A revisão compilou evidências de diferentes estudos que investigaram o efeito de atividade física leve no período pós-prandial. Segundo os autores, o benefício ocorre porque a caminhada estimula a captação de glicose pelos músculos, que passam a utilizá-la de maneira mais eficiente, evitando seu acúmulo na corrente sanguínea. Esse mecanismo é especialmente relevante para a regulação glicêmica de pessoas com resistência à insulina, pré-diabetes ou diabetes tipo 2.

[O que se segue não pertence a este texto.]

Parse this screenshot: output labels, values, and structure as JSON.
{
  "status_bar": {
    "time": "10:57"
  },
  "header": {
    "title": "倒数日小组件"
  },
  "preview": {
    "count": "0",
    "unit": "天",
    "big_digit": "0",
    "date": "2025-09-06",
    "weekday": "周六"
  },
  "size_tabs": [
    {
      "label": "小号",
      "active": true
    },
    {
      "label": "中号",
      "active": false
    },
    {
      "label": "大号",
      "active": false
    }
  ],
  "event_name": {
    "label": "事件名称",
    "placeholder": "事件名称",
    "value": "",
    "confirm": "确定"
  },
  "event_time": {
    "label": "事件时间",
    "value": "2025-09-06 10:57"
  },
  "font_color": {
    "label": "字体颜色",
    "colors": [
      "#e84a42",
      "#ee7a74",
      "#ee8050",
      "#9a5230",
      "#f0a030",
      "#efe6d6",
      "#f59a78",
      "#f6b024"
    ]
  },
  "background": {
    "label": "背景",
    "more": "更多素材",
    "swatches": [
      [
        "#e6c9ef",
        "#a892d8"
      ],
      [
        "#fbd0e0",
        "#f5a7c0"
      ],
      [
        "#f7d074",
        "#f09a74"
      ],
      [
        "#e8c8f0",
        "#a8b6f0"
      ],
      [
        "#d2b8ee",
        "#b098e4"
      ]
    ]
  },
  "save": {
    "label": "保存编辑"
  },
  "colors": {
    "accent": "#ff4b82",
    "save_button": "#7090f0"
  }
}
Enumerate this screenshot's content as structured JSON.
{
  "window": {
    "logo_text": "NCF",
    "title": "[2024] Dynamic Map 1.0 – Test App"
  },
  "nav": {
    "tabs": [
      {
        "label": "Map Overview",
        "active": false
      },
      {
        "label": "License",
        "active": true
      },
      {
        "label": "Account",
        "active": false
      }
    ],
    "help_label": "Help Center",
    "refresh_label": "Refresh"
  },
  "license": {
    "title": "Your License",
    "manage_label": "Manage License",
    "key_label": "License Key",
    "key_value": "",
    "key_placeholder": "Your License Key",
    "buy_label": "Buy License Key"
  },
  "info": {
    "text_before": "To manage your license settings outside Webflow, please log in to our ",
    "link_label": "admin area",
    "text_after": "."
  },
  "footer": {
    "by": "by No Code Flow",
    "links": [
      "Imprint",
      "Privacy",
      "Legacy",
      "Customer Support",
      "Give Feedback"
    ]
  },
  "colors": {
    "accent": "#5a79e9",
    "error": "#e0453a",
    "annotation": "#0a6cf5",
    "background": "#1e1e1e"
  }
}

Os pesquisadores destacam que o efeito é mais pronunciado quando a caminhada é iniciada na primeira hora após a refeição, sobretudo após refeições ricas em carboidratos. Mesmo sessões curtas de exercício, de intensidade leve a moderada, como uma caminhada tranquila, mostraram-se suficientes para reduzir os níveis de glicose pós-prandial comparadas à inatividade.
Especialistas consultados pela revisão ressaltam a praticidade da recomendação: tratar a caminhada pós-refeição como uma intervenção simples, de baixo custo e fácil implementação no dia a dia pode trazer benefícios metabólicos importantes sem a necessidade de exercícios longos ou intensos. No entanto, a revisão também aponta que a magnitude do efeito pode variar conforme fatores individuais — como idade, condição metabólica e composição da refeição — e que mais estudos são necessários para definir protocolos ideais (duração, intensidade e timing).
Em termos práticos, os autores sugerem incorporar curtas caminhadas após as principais refeições, com ênfase na primeira hora depois de comer, como medida complementar às estratégias tradicionais de controle glicêmico, especialmente para quem apresenta risco aumentado de disfunção glicêmica. Profissionais de saúde orientam que qualquer mudança na rotina de exercícios, particularmente em pessoas com condições crônicas, seja discutida com médico ou educador físico para adaptar a prática às necessidades individuais.